RBDCOTAX, Jakarta: Pemerintah melalui Direktorat Jenderal Pajak (DJP) Kementerian Keuangan merealisasikan belanja sebesar Rp136,85 miliar sepanjang 2025 untuk pengembangan sistem administrasi perpajakan terintegrasi, Coretax. Nilai tersebut masih berada di bawah pagu anggaran yang ditetapkan sebesar Rp337,14 miliar.

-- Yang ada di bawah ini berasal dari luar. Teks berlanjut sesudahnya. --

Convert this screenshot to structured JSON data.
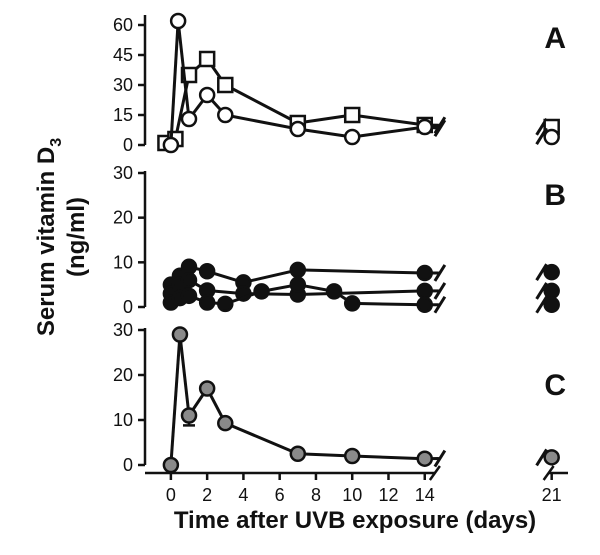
{
  "figure": {
    "ylabel_line1": "Serum vitamin D",
    "ylabel_subscript": "3",
    "ylabel_line2": "(ng/ml)",
    "xlabel": "Time after UVB exposure (days)",
    "colors": {
      "axis": "#111111",
      "open_fill": "#ffffff",
      "filled_black": "#111111",
      "filled_gray": "#8a8a8a"
    }
  },
  "chart_data": [
    {
      "panel": "A",
      "type": "line",
      "xlim": [
        -0.6,
        21.9
      ],
      "ylim": [
        0,
        64
      ],
      "yticks": [
        0,
        15,
        30,
        45,
        60
      ],
      "xticks": [
        0,
        2,
        4,
        6,
        8,
        10,
        12,
        14,
        21
      ],
      "axis_break_between": [
        15,
        20.5
      ],
      "series": [
        {
          "name": "open-square",
          "marker": "square",
          "fill": "open",
          "x": [
            -0.3,
            0.25,
            1,
            2,
            3,
            7,
            10,
            14,
            21
          ],
          "y": [
            1,
            3,
            35,
            43,
            30,
            11,
            15,
            10,
            9
          ]
        },
        {
          "name": "open-circle",
          "marker": "circle",
          "fill": "open",
          "x": [
            0,
            0.4,
            1,
            2,
            3,
            7,
            10,
            14,
            21
          ],
          "y": [
            0,
            62,
            13,
            25,
            15,
            8,
            4,
            9,
            4
          ]
        }
      ]
    },
    {
      "panel": "B",
      "type": "line",
      "xlim": [
        -0.6,
        21.9
      ],
      "ylim": [
        0,
        30
      ],
      "yticks": [
        0,
        10,
        20,
        30
      ],
      "xticks": [
        0,
        2,
        4,
        6,
        8,
        10,
        12,
        14,
        21
      ],
      "axis_break_between": [
        15,
        20.5
      ],
      "series": [
        {
          "name": "subject-1",
          "marker": "circle",
          "fill": "black",
          "x": [
            0,
            0.5,
            1,
            2,
            4,
            7,
            14,
            21
          ],
          "y": [
            5,
            7,
            9,
            8,
            5.5,
            8.3,
            7.6,
            7.8
          ]
        },
        {
          "name": "subject-2",
          "marker": "circle",
          "fill": "black",
          "x": [
            0,
            0.5,
            1,
            2,
            4,
            7,
            14,
            21
          ],
          "y": [
            3,
            5,
            6,
            3.7,
            3,
            2.8,
            3.6,
            3.6
          ]
        },
        {
          "name": "subject-3",
          "marker": "circle",
          "fill": "black",
          "x": [
            0,
            0.5,
            1,
            2,
            3,
            5,
            7,
            9,
            10,
            14,
            21
          ],
          "y": [
            1,
            2,
            2.5,
            1,
            0.7,
            3.5,
            5,
            3.5,
            0.8,
            0.5,
            0.5
          ]
        }
      ]
    },
    {
      "panel": "C",
      "type": "line",
      "xlim": [
        -0.6,
        21.9
      ],
      "ylim": [
        0,
        30
      ],
      "yticks": [
        0,
        10,
        20,
        30
      ],
      "xticks": [
        0,
        2,
        4,
        6,
        8,
        10,
        12,
        14,
        21
      ],
      "xtick_labels": [
        "0",
        "2",
        "4",
        "6",
        "8",
        "10",
        "12",
        "14",
        "21"
      ],
      "axis_break_between": [
        15,
        20.5
      ],
      "series": [
        {
          "name": "mean",
          "marker": "circle",
          "fill": "gray",
          "x": [
            0,
            0.5,
            1,
            2,
            3,
            7,
            10,
            14,
            21
          ],
          "y": [
            0,
            29,
            11,
            17,
            9.3,
            2.5,
            2,
            1.4,
            1.7
          ],
          "error_down": [
            0,
            0,
            2.2,
            0,
            0,
            0,
            0,
            0,
            0
          ]
        }
      ]
    }
  ]
}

Berdasarkan Laporan Kinerja DJP 2025, belum optimalnya penyerapan anggaran itu dipengaruhi oleh penyesuaian skema pendanaan dalam proyek strategis tersebut. Pemerintah memutuskan untuk menggeser sebagian alokasi anggaran ke tahun berikutnya guna menjaga kesinambungan pengembangan sistem.
Keputusan tersebut telah mendapatkan persetujuan dari Kementerian Keuangan Republik Indonesia melalui surat resmi yang diterbitkan menjelang akhir tahun. Dalam dokumen tersebut, pemerintah menyetujui perubahan komposisi pendanaan kontrak tahun jamak proyek Coretax.
“Melalui S-419/MK/AG/2025 tanggal 22 Desember 2025 tentang Persetujuan Perpanjangan dan Perubahan Komposisi Pendanaan atas Kontrak Tahun Jamak, terdapat pergeseran anggaran ke tahun 2026,” demikian dikutip dari laporan DJP, Jumat (17/4/2026).
Dengan adanya kebijakan tersebut, sisa anggaran yang belum terserap akan digunakan untuk melanjutkan penyempurnaan sistem pada 2026. Langkah ini diharapkan mampu memperkuat performa Coretax sebagai tulang punggung administrasi perpajakan nasional.
DJP juga mengungkapkan bahwa secara keseluruhan pembangunan sistem Coretax System telah rampung pada 2025. Proyek ini dikembangkan secara bertahap sejak 2021, dimulai dari perencanaan dan desain proses bisnis, dilanjutkan pembangunan modul sistem pada 2022, hingga tahap pengujian dan migrasi data yang berlangsung sampai 2024.
Memasuki 2025, Coretax telah memasuki fase implementasi awal. Pada tahap ini, DJP fokus pada penyediaan dukungan pengguna serta proses penutupan proyek sebagai bagian dari siklus pengembangan sistem.
Namun demikian, DJP mengakui bahwa fase awal implementasi masih diwarnai sejumlah tantangan. Beberapa di antaranya adalah ditemukannya bug dalam sistem serta perlunya adaptasi wajib pajak terhadap perubahan proses bisnis yang baru.
“Atas kendala tersebut telah dilakukan aktivitas perbaikan bug serta edukasi dan komunikasi kepada wajib pajak dalam rangka penggunaan Coretax,” tulis DJP dalam laporannya.
Ke depan, DJP memastikan akan melanjutkan pengembangan sistem pendukung guna meningkatkan integrasi data dan efektivitas layanan. Upaya ini menjadi bagian dari strategi jangka panjang pemerintah dalam membangun sistem perpajakan yang lebih modern, efisien, dan responsif terhadap kebutuhan wajib pajak.